La due diligence est l'audit approfondi qu'un investisseur réalise avant de finaliser un investissement. Elle couvre les finances, la technologie, le juridique et l'équipe pour vérifier que la startup est bien ce qu'elle prétend être.

La due diligence est l’audit approfondi qu’un investisseur réalise entre la signature de la term sheet et le transfert effectif des fonds lors d’une levée de fonds. C’est une investigation méthodique qui vise à vérifier que la startup correspond bien à ce qu’elle a présenté — que les chiffres sont exacts, que la technologie est solide, que le cadre juridique est propre et que l’équipe est fiable.

Pour un fondateur, la due diligence est un moment exigeant. C’est le passage au scanner complet de son entreprise, à un moment où il pensait que le plus dur était fait. Mais c’est aussi une étape normale et saine, qui protège autant l’investisseur que le fondateur lui-même.

Ce que l’investisseur cherche vraiment

La due diligence n’est pas un exercice académique. L’investisseur cherche à répondre à une question simple : « Est-ce que je risque de perdre mon argent pour une raison que je peux détecter maintenant ? » Il ne s’attend pas à une startup parfaite — toutes les jeunes entreprises ont des imperfections.
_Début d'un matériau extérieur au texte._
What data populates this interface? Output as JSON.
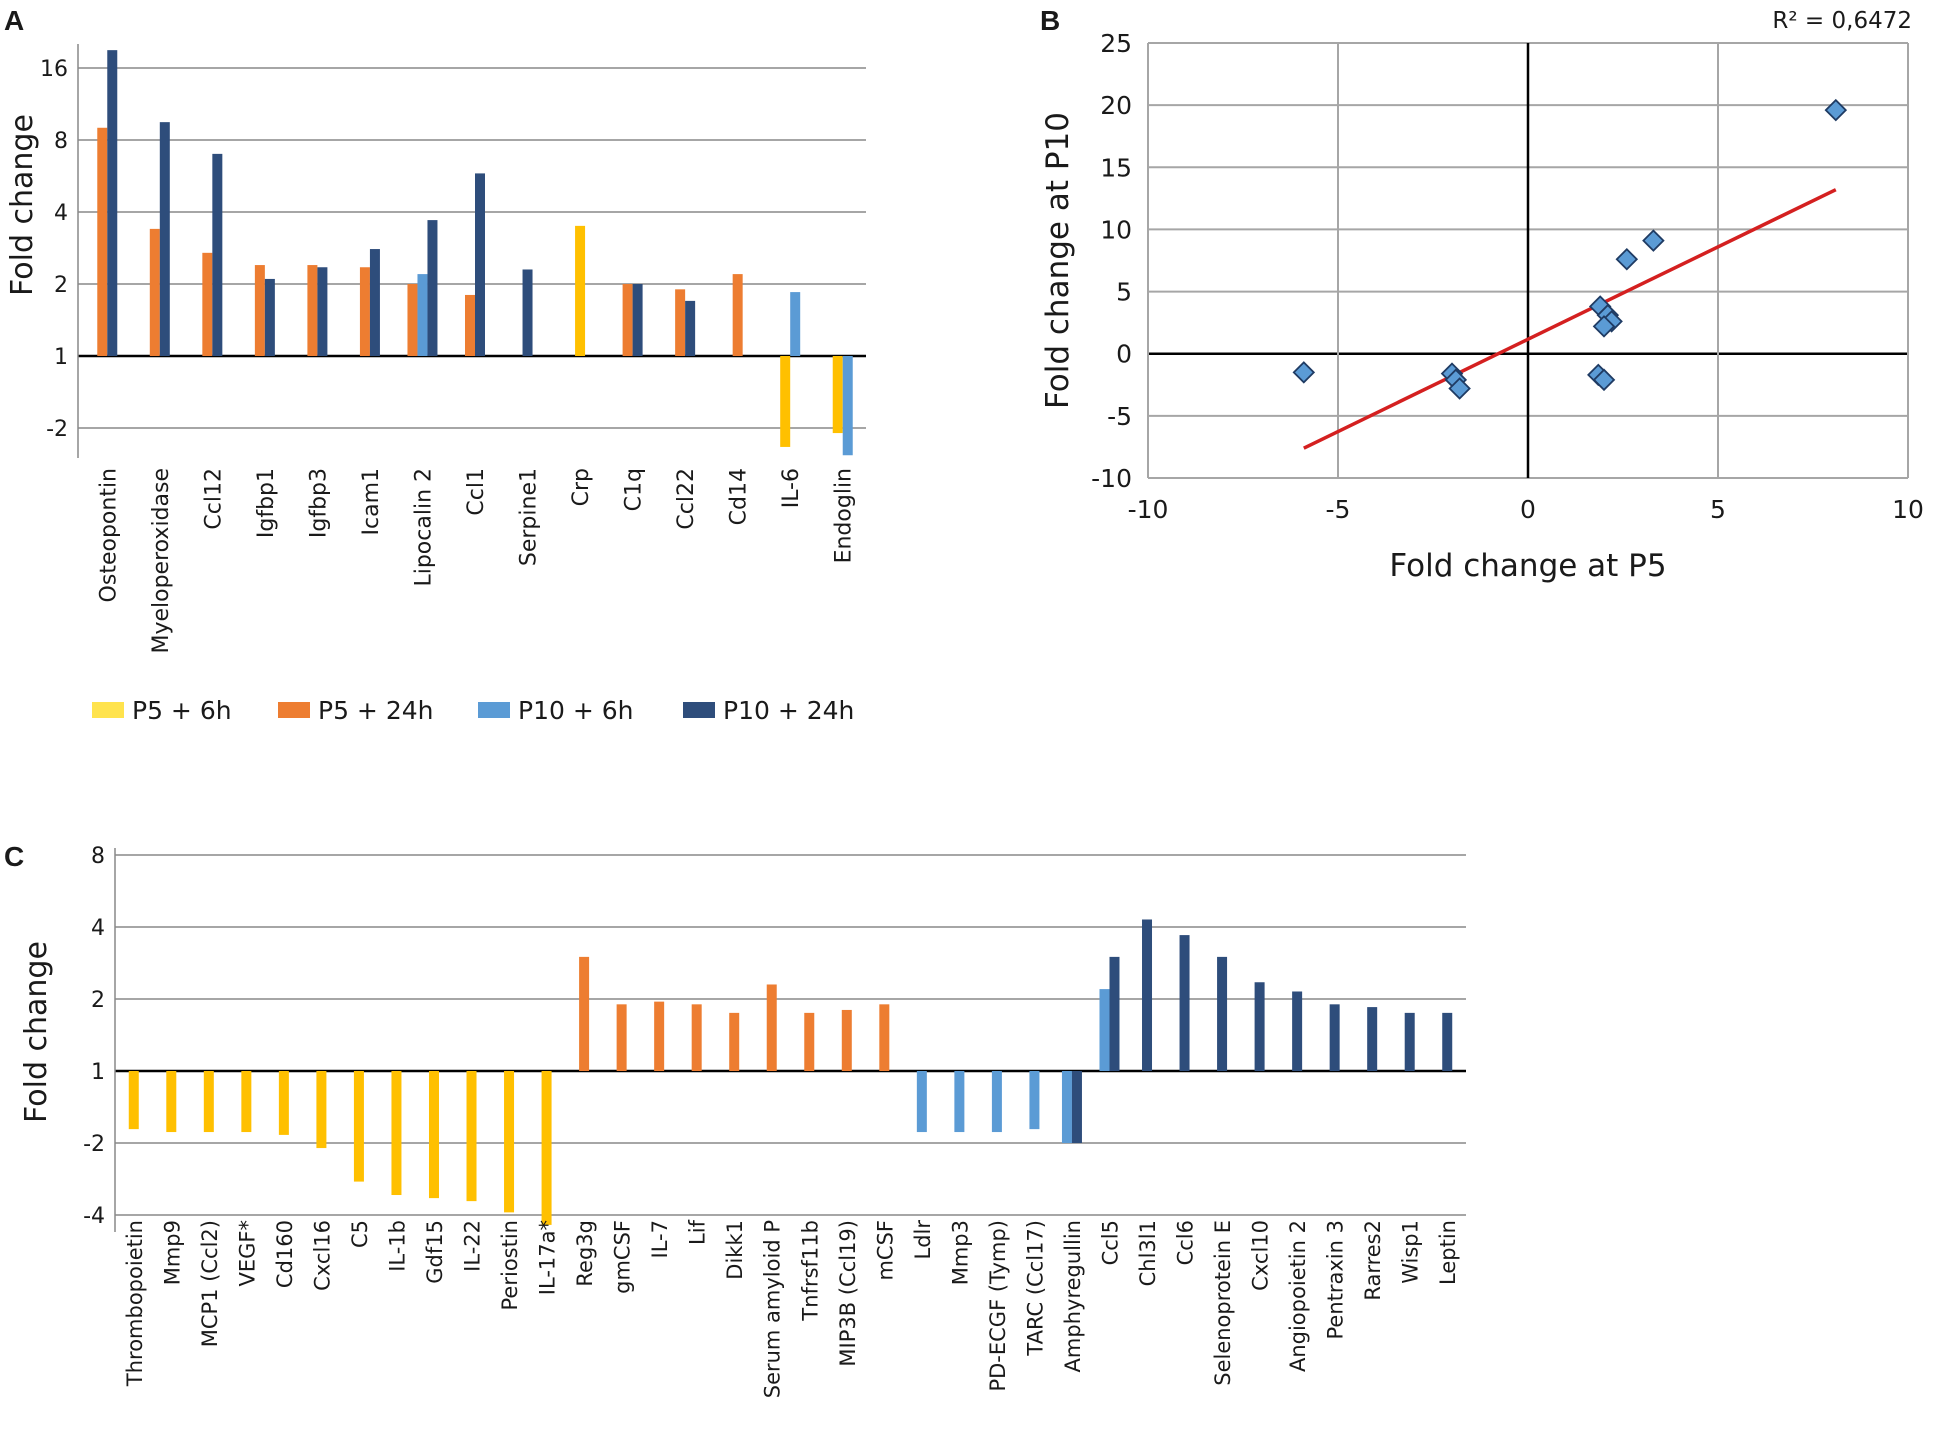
{
  "colors": {
    "p5_6h": "#FFC000",
    "p5_24h": "#ED7D31",
    "p10_6h": "#5B9BD5",
    "p10_24h": "#2E4D7B",
    "trend": "#D42020",
    "marker": "#5B9BD5",
    "grid": "#A6A6A6"
  },
  "legend": [
    {
      "key": "p5_6h",
      "label": "P5 + 6h",
      "color": "#FFE34D"
    },
    {
      "key": "p5_24h",
      "label": "P5 + 24h",
      "color": "#ED7D31"
    },
    {
      "key": "p10_6h",
      "label": "P10 + 6h",
      "color": "#5B9BD5"
    },
    {
      "key": "p10_24h",
      "label": "P10 + 24h",
      "color": "#2E4D7B"
    }
  ],
  "chart_data": [
    {
      "panel": "A",
      "type": "bar",
      "ylabel": "Fold change",
      "scale": "log2 with sign (negative = fold decrease)",
      "yticks": [
        "16",
        "8",
        "4",
        "2",
        "1",
        "-2"
      ],
      "ylim": [
        -2.5,
        20
      ],
      "categories": [
        "Osteopontin",
        "Myeloperoxidase",
        "Ccl12",
        "Igfbp1",
        "Igfbp3",
        "Icam1",
        "Lipocalin 2",
        "Ccl1",
        "Serpine1",
        "Crp",
        "C1q",
        "Ccl22",
        "Cd14",
        "IL-6",
        "Endoglin"
      ],
      "series": [
        {
          "name": "P5 + 6h",
          "key": "p5_6h",
          "values": [
            null,
            null,
            null,
            null,
            null,
            null,
            null,
            null,
            null,
            3.5,
            null,
            null,
            null,
            -2.4,
            -2.1
          ]
        },
        {
          "name": "P5 + 24h",
          "key": "p5_24h",
          "values": [
            9.0,
            3.4,
            2.7,
            2.4,
            2.4,
            2.35,
            2.0,
            1.8,
            null,
            null,
            2.0,
            1.9,
            2.2,
            null,
            null
          ]
        },
        {
          "name": "P10 + 6h",
          "key": "p10_6h",
          "values": [
            null,
            null,
            null,
            null,
            null,
            null,
            2.2,
            null,
            null,
            null,
            null,
            null,
            null,
            1.85,
            -2.6
          ]
        },
        {
          "name": "P10 + 24h",
          "key": "p10_24h",
          "values": [
            19.0,
            9.5,
            7.0,
            2.1,
            2.35,
            2.8,
            3.7,
            5.8,
            2.3,
            null,
            2.0,
            1.7,
            null,
            null,
            null
          ]
        }
      ]
    },
    {
      "panel": "B",
      "type": "scatter",
      "xlabel": "Fold change at P5",
      "ylabel": "Fold change at P10",
      "xlim": [
        -10,
        10
      ],
      "ylim": [
        -10,
        25
      ],
      "xticks": [
        "-10",
        "-5",
        "0",
        "5",
        "10"
      ],
      "yticks": [
        "25",
        "20",
        "15",
        "10",
        "5",
        "0",
        "-5",
        "-10"
      ],
      "r_squared_label": "R² = 0,6472",
      "trendline": {
        "x": [
          -5.9,
          8.1
        ],
        "y": [
          -7.6,
          13.2
        ]
      },
      "points": [
        {
          "x": 8.1,
          "y": 19.6
        },
        {
          "x": 3.3,
          "y": 9.1
        },
        {
          "x": 2.6,
          "y": 7.6
        },
        {
          "x": 1.9,
          "y": 3.8
        },
        {
          "x": 2.1,
          "y": 3.1
        },
        {
          "x": 2.2,
          "y": 2.6
        },
        {
          "x": 2.0,
          "y": 2.2
        },
        {
          "x": 1.85,
          "y": -1.7
        },
        {
          "x": 2.0,
          "y": -2.1
        },
        {
          "x": -2.0,
          "y": -1.6
        },
        {
          "x": -1.9,
          "y": -2.1
        },
        {
          "x": -1.8,
          "y": -2.8
        },
        {
          "x": -5.9,
          "y": -1.5
        }
      ]
    },
    {
      "panel": "C",
      "type": "bar",
      "ylabel": "Fold change",
      "scale": "log2 with sign (negative = fold decrease)",
      "yticks": [
        "8",
        "4",
        "2",
        "1",
        "-2",
        "-4"
      ],
      "ylim": [
        -4.3,
        8
      ],
      "categories": [
        "Thrombopoietin",
        "Mmp9",
        "MCP1 (Ccl2)",
        "VEGF*",
        "Cd160",
        "Cxcl16",
        "C5",
        "IL-1b",
        "Gdf15",
        "IL-22",
        "Periostin",
        "IL-17a*",
        "Reg3g",
        "gmCSF",
        "IL-7",
        "Lif",
        "Dikk1",
        "Serum amyloid P",
        "Tnfrsf11b",
        "MIP3B (Ccl19)",
        "mCSF",
        "Ldlr",
        "Mmp3",
        "PD-ECGF (Tymp)",
        "TARC (Ccl17)",
        "Amphyregullin",
        "Ccl5",
        "Chl3l1",
        "Ccl6",
        "Selenoprotein E",
        "Cxcl10",
        "Angiopoietin 2",
        "Pentraxin 3",
        "Rarres2",
        "Wisp1",
        "Leptin"
      ],
      "series": [
        {
          "name": "P5 + 6h",
          "key": "p5_6h",
          "values": [
            -1.75,
            -1.8,
            -1.8,
            -1.8,
            -1.85,
            -2.1,
            -2.9,
            -3.3,
            -3.4,
            -3.5,
            -3.9,
            -4.4,
            null,
            null,
            null,
            null,
            null,
            null,
            null,
            null,
            null,
            null,
            null,
            null,
            null,
            null,
            null,
            null,
            null,
            null,
            null,
            null,
            null,
            null,
            null,
            null
          ]
        },
        {
          "name": "P5 + 24h",
          "key": "p5_24h",
          "values": [
            null,
            null,
            null,
            null,
            null,
            null,
            null,
            null,
            null,
            null,
            null,
            null,
            3.0,
            1.9,
            1.95,
            1.9,
            1.75,
            2.3,
            1.75,
            1.8,
            1.9,
            null,
            null,
            null,
            null,
            null,
            null,
            null,
            null,
            null,
            null,
            null,
            null,
            null,
            null,
            null
          ]
        },
        {
          "name": "P10 + 6h",
          "key": "p10_6h",
          "values": [
            null,
            null,
            null,
            null,
            null,
            null,
            null,
            null,
            null,
            null,
            null,
            null,
            null,
            null,
            null,
            null,
            null,
            null,
            null,
            null,
            null,
            -1.8,
            -1.8,
            -1.8,
            -1.75,
            -2.0,
            2.2,
            null,
            null,
            null,
            null,
            null,
            null,
            null,
            null,
            null
          ]
        },
        {
          "name": "P10 + 24h",
          "key": "p10_24h",
          "values": [
            null,
            null,
            null,
            null,
            null,
            null,
            null,
            null,
            null,
            null,
            null,
            null,
            null,
            null,
            null,
            null,
            null,
            null,
            null,
            null,
            null,
            null,
            null,
            null,
            null,
            -2.0,
            3.0,
            4.3,
            3.7,
            3.0,
            2.35,
            2.15,
            1.9,
            1.85,
            1.75,
            1.75
          ]
        }
      ]
    }
  ]
}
Ce qu’il cherche, ce sont les problèmes graves, ceux qui pourraient compromettre la viabilité de l’investissement : une fraude, un litige juridique non révélé, une technologie qui ne tient pas la charge, des chiffres maquillés.

Le processus dure typiquement quatre à huit semaines et mobilise des spécialistes de chaque domaine : un expert-comptable ou un analyste financier, un avocat, un consultant technique (souvent un CTO expérimenté), et parfois un spécialiste du marché. L’investisseur paie généralement ces intervenants, mais le fondateur supporte l’effort de préparation — et cet effort est considérable.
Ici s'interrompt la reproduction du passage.